Give a large envelope containing a set of hexagons to each group and ask them to give each member one small envelope. They must not open the envelopes yet.
Read out: “In the small envelopes, there are pieces of cardboard. Your group’s task is to exchange pieces of cardboard with each other so that you can make hexagons. The group must end up with six hexagons all of the same size. During the game, everyone must follow these rules:
- You may not ask for, or signal for any piece, held by another group member. If you want any piece, you must wait until it is freely given to you.
- You may give any piece you have to any other member of your group at any time, but you may not ask for anything in return. Please work in silence until your group has finished.
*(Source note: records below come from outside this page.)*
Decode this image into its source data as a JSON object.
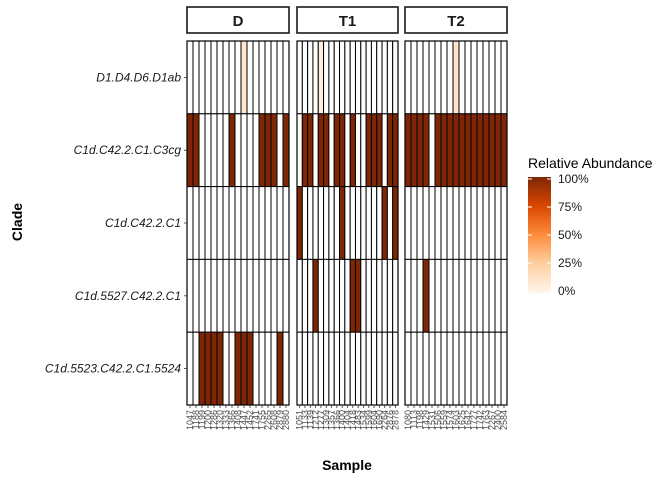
{
  "chart_data": {
    "type": "heatmap",
    "xlabel": "Sample",
    "ylabel": "Clade",
    "clades": [
      "D1.D4.D6.D1ab",
      "C1d.C42.2.C1.C3cg",
      "C1d.C42.2.C1",
      "C1d.5527.C42.2.C1",
      "C1d.5523.C42.2.C1.5524"
    ],
    "panels": [
      {
        "label": "D",
        "samples": [
          "1047",
          "1188",
          "1199",
          "1200",
          "1286",
          "1320",
          "1333",
          "1366",
          "1408",
          "1447",
          "1452",
          "1741",
          "1755",
          "2265",
          "2608",
          "2879",
          "2880"
        ],
        "values": [
          [
            0,
            0,
            0,
            0,
            0,
            0,
            0,
            0,
            0,
            0.1,
            0,
            0,
            0,
            0,
            0,
            0,
            0
          ],
          [
            1,
            1,
            0,
            0,
            0,
            0,
            0,
            1,
            0,
            0,
            0,
            0,
            1,
            1,
            1,
            0,
            1
          ],
          [
            0,
            0,
            0,
            0,
            0,
            0,
            0,
            0,
            0,
            0,
            0,
            0,
            0,
            0,
            0,
            0,
            0
          ],
          [
            0,
            0,
            0,
            0,
            0,
            0,
            0,
            0,
            0,
            0,
            0,
            0,
            0,
            0,
            0,
            0,
            0
          ],
          [
            0,
            0,
            1,
            1,
            1,
            1,
            0,
            0,
            1,
            1,
            1,
            0,
            0,
            0,
            0,
            1,
            0
          ]
        ]
      },
      {
        "label": "T1",
        "samples": [
          "1051",
          "1133",
          "1139",
          "1212",
          "1277",
          "1309",
          "1357",
          "1366",
          "1400",
          "1404",
          "1418",
          "1483",
          "1534",
          "1599",
          "1604",
          "1690",
          "2264",
          "2876",
          "2878"
        ],
        "values": [
          [
            0,
            0,
            0,
            0,
            0.06,
            0,
            0,
            0,
            0,
            0,
            0,
            0,
            0,
            0,
            0,
            0,
            0,
            0,
            0
          ],
          [
            0,
            1,
            1,
            0,
            1,
            1,
            0,
            1,
            1,
            0,
            1,
            0,
            0,
            1,
            1,
            1,
            0,
            1,
            1
          ],
          [
            1,
            0,
            0,
            0,
            0,
            0,
            0,
            0,
            1,
            0,
            0,
            0,
            0,
            0,
            0,
            0,
            1,
            0,
            1
          ],
          [
            0,
            0,
            0,
            1,
            0,
            0,
            0,
            0,
            0,
            0,
            1,
            1,
            0,
            0,
            0,
            0,
            0,
            0,
            0
          ],
          [
            0,
            0,
            0,
            0,
            0,
            0,
            0,
            0,
            0,
            0,
            0,
            0,
            0,
            0,
            0,
            0,
            0,
            0,
            0
          ]
        ]
      },
      {
        "label": "T2",
        "samples": [
          "1080",
          "1113",
          "1198",
          "1429",
          "1531",
          "1506",
          "1559",
          "1574",
          "1603",
          "1625",
          "1642",
          "1727",
          "1742",
          "1763",
          "2267",
          "2400",
          "2584"
        ],
        "values": [
          [
            0,
            0,
            0,
            0,
            0,
            0,
            0,
            0,
            0.12,
            0,
            0,
            0,
            0,
            0,
            0,
            0,
            0
          ],
          [
            1,
            1,
            1,
            1,
            0,
            1,
            1,
            1,
            1,
            1,
            1,
            1,
            1,
            1,
            1,
            1,
            1
          ],
          [
            0,
            0,
            0,
            0,
            0,
            0,
            0,
            0,
            0,
            0,
            0,
            0,
            0,
            0,
            0,
            0,
            0
          ],
          [
            0,
            0,
            0,
            1,
            0,
            0,
            0,
            0,
            0,
            0,
            0,
            0,
            0,
            0,
            0,
            0,
            0
          ],
          [
            0,
            0,
            0,
            0,
            0,
            0,
            0,
            0,
            0,
            0,
            0,
            0,
            0,
            0,
            0,
            0,
            0
          ]
        ]
      }
    ],
    "legend": {
      "title": "Relative Abundance",
      "ticks": [
        "100%",
        "75%",
        "50%",
        "25%",
        "0%"
      ],
      "low_color": "#FFF5EB",
      "high_color": "#7F2704"
    }
  }
}
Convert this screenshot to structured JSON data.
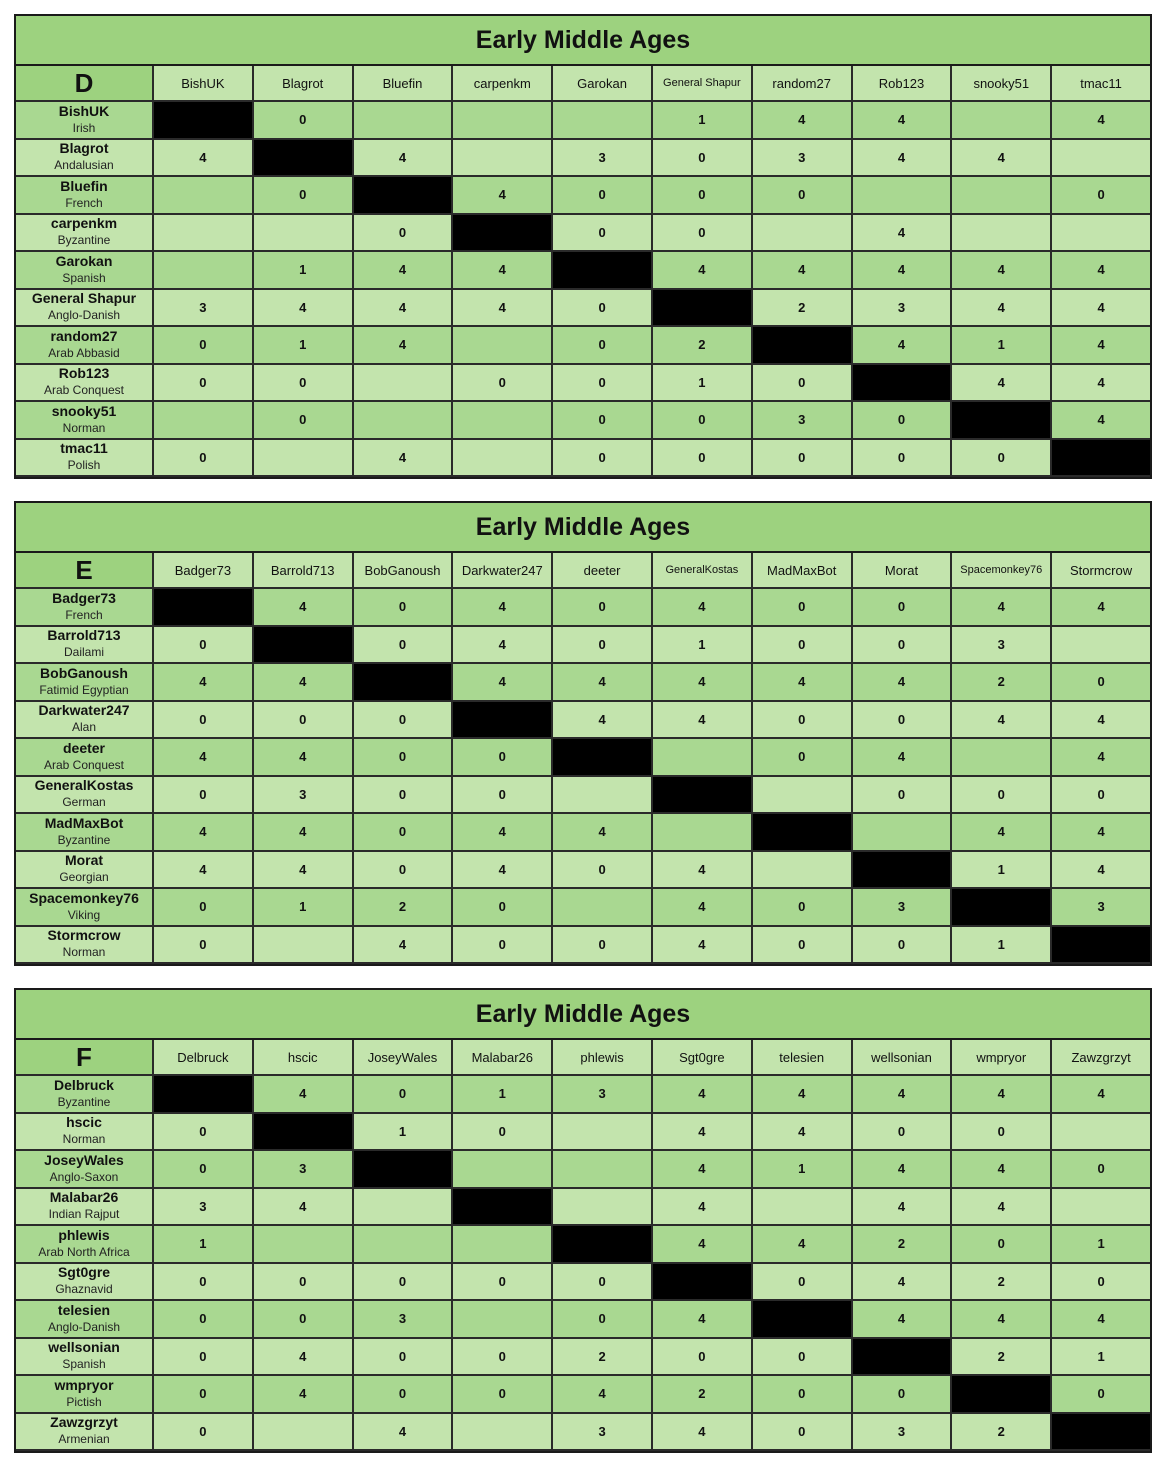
{
  "tables": [
    {
      "title": "Early Middle Ages",
      "group": "D",
      "players": [
        {
          "name": "BishUK",
          "civ": "Irish"
        },
        {
          "name": "Blagrot",
          "civ": "Andalusian"
        },
        {
          "name": "Bluefin",
          "civ": "French"
        },
        {
          "name": "carpenkm",
          "civ": "Byzantine"
        },
        {
          "name": "Garokan",
          "civ": "Spanish"
        },
        {
          "name": "General Shapur",
          "civ": "Anglo-Danish"
        },
        {
          "name": "random27",
          "civ": "Arab Abbasid"
        },
        {
          "name": "Rob123",
          "civ": "Arab Conquest"
        },
        {
          "name": "snooky51",
          "civ": "Norman"
        },
        {
          "name": "tmac11",
          "civ": "Polish"
        }
      ],
      "results": [
        [
          null,
          "0",
          "",
          "",
          "",
          "1",
          "4",
          "4",
          "",
          "4"
        ],
        [
          "4",
          null,
          "4",
          "",
          "3",
          "0",
          "3",
          "4",
          "4",
          ""
        ],
        [
          "",
          "0",
          null,
          "4",
          "0",
          "0",
          "0",
          "",
          "",
          "0"
        ],
        [
          "",
          "",
          "0",
          null,
          "0",
          "0",
          "",
          "4",
          "",
          ""
        ],
        [
          "",
          "1",
          "4",
          "4",
          null,
          "4",
          "4",
          "4",
          "4",
          "4"
        ],
        [
          "3",
          "4",
          "4",
          "4",
          "0",
          null,
          "2",
          "3",
          "4",
          "4"
        ],
        [
          "0",
          "1",
          "4",
          "",
          "0",
          "2",
          null,
          "4",
          "1",
          "4"
        ],
        [
          "0",
          "0",
          "",
          "0",
          "0",
          "1",
          "0",
          null,
          "4",
          "4"
        ],
        [
          "",
          "0",
          "",
          "",
          "0",
          "0",
          "3",
          "0",
          null,
          "4"
        ],
        [
          "0",
          "",
          "4",
          "",
          "0",
          "0",
          "0",
          "0",
          "0",
          null
        ]
      ]
    },
    {
      "title": "Early Middle Ages",
      "group": "E",
      "players": [
        {
          "name": "Badger73",
          "civ": "French"
        },
        {
          "name": "Barrold713",
          "civ": "Dailami"
        },
        {
          "name": "BobGanoush",
          "civ": "Fatimid Egyptian"
        },
        {
          "name": "Darkwater247",
          "civ": "Alan"
        },
        {
          "name": "deeter",
          "civ": "Arab Conquest"
        },
        {
          "name": "GeneralKostas",
          "civ": "German"
        },
        {
          "name": "MadMaxBot",
          "civ": "Byzantine"
        },
        {
          "name": "Morat",
          "civ": "Georgian"
        },
        {
          "name": "Spacemonkey76",
          "civ": "Viking"
        },
        {
          "name": "Stormcrow",
          "civ": "Norman"
        }
      ],
      "results": [
        [
          null,
          "4",
          "0",
          "4",
          "0",
          "4",
          "0",
          "0",
          "4",
          "4"
        ],
        [
          "0",
          null,
          "0",
          "4",
          "0",
          "1",
          "0",
          "0",
          "3",
          ""
        ],
        [
          "4",
          "4",
          null,
          "4",
          "4",
          "4",
          "4",
          "4",
          "2",
          "0"
        ],
        [
          "0",
          "0",
          "0",
          null,
          "4",
          "4",
          "0",
          "0",
          "4",
          "4"
        ],
        [
          "4",
          "4",
          "0",
          "0",
          null,
          "",
          "0",
          "4",
          "",
          "4"
        ],
        [
          "0",
          "3",
          "0",
          "0",
          "",
          null,
          "",
          "0",
          "0",
          "0"
        ],
        [
          "4",
          "4",
          "0",
          "4",
          "4",
          "",
          null,
          "",
          "4",
          "4"
        ],
        [
          "4",
          "4",
          "0",
          "4",
          "0",
          "4",
          "",
          null,
          "1",
          "4"
        ],
        [
          "0",
          "1",
          "2",
          "0",
          "",
          "4",
          "0",
          "3",
          null,
          "3"
        ],
        [
          "0",
          "",
          "4",
          "0",
          "0",
          "4",
          "0",
          "0",
          "1",
          null
        ]
      ]
    },
    {
      "title": "Early Middle Ages",
      "group": "F",
      "players": [
        {
          "name": "Delbruck",
          "civ": "Byzantine"
        },
        {
          "name": "hscic",
          "civ": "Norman"
        },
        {
          "name": "JoseyWales",
          "civ": "Anglo-Saxon"
        },
        {
          "name": "Malabar26",
          "civ": "Indian Rajput"
        },
        {
          "name": "phlewis",
          "civ": "Arab North Africa"
        },
        {
          "name": "Sgt0gre",
          "civ": "Ghaznavid"
        },
        {
          "name": "telesien",
          "civ": "Anglo-Danish"
        },
        {
          "name": "wellsonian",
          "civ": "Spanish"
        },
        {
          "name": "wmpryor",
          "civ": "Pictish"
        },
        {
          "name": "Zawzgrzyt",
          "civ": "Armenian"
        }
      ],
      "results": [
        [
          null,
          "4",
          "0",
          "1",
          "3",
          "4",
          "4",
          "4",
          "4",
          "4"
        ],
        [
          "0",
          null,
          "1",
          "0",
          "",
          "4",
          "4",
          "0",
          "0",
          ""
        ],
        [
          "0",
          "3",
          null,
          "",
          "",
          "4",
          "1",
          "4",
          "4",
          "0"
        ],
        [
          "3",
          "4",
          "",
          null,
          "",
          "4",
          "",
          "4",
          "4",
          ""
        ],
        [
          "1",
          "",
          "",
          "",
          null,
          "4",
          "4",
          "2",
          "0",
          "1"
        ],
        [
          "0",
          "0",
          "0",
          "0",
          "0",
          null,
          "0",
          "4",
          "2",
          "0"
        ],
        [
          "0",
          "0",
          "3",
          "",
          "0",
          "4",
          null,
          "4",
          "4",
          "4"
        ],
        [
          "0",
          "4",
          "0",
          "0",
          "2",
          "0",
          "0",
          null,
          "2",
          "1"
        ],
        [
          "0",
          "4",
          "0",
          "0",
          "4",
          "2",
          "0",
          "0",
          null,
          "0"
        ],
        [
          "0",
          "",
          "4",
          "",
          "3",
          "4",
          "0",
          "3",
          "2",
          null
        ]
      ]
    }
  ],
  "colors": {
    "title_bg": "#9dd27f",
    "row_dark": "#a9d891",
    "row_light": "#c3e4ad",
    "diagonal": "#000000"
  }
}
- Make sure that everyone understands these rules and show where they are displayed on the flipchart paper.
- Then say: “Go!”
While groups are working, the leader and any observers must not intervene other than making sure that the rules are being strictly observed. At the same time, the leader and observers can see how groups are progressing: noting what strategy, if any, a group is using; seeing if leadership is developing etc. Note which group completes six equal hexagons first. Allow time for all groups to finish unless they get really stuck, which can be useful in the discussion later.
Ask the small groups to stay at their tables and then request each group member to tell the others in that group in turn how they felt at the outset and at the end of the activity. Then start a second round in the group, again in turn, telling each other what they were trying to do. Finally, encourage all the members of each group and their observers to discuss what actually happened.
Come back together as a whole group and ask for impressions, descriptions and insights about feelings and actual behaviour; including:
- How successful was it working together?
- How did you communicate?
- How did people help or obstruct each other?
- Did people take different roles in the group?
- How did co-operating make you feel?
- How does this compare to the ideal co-operative behaviour discussed beforehand?
- What actions could you change in the future?
Remove the restriction on non-verbal communication.
If you want to make any of the hexagon formats simpler to piece together, then use a symbol, map, logo or picture as a background to each unit.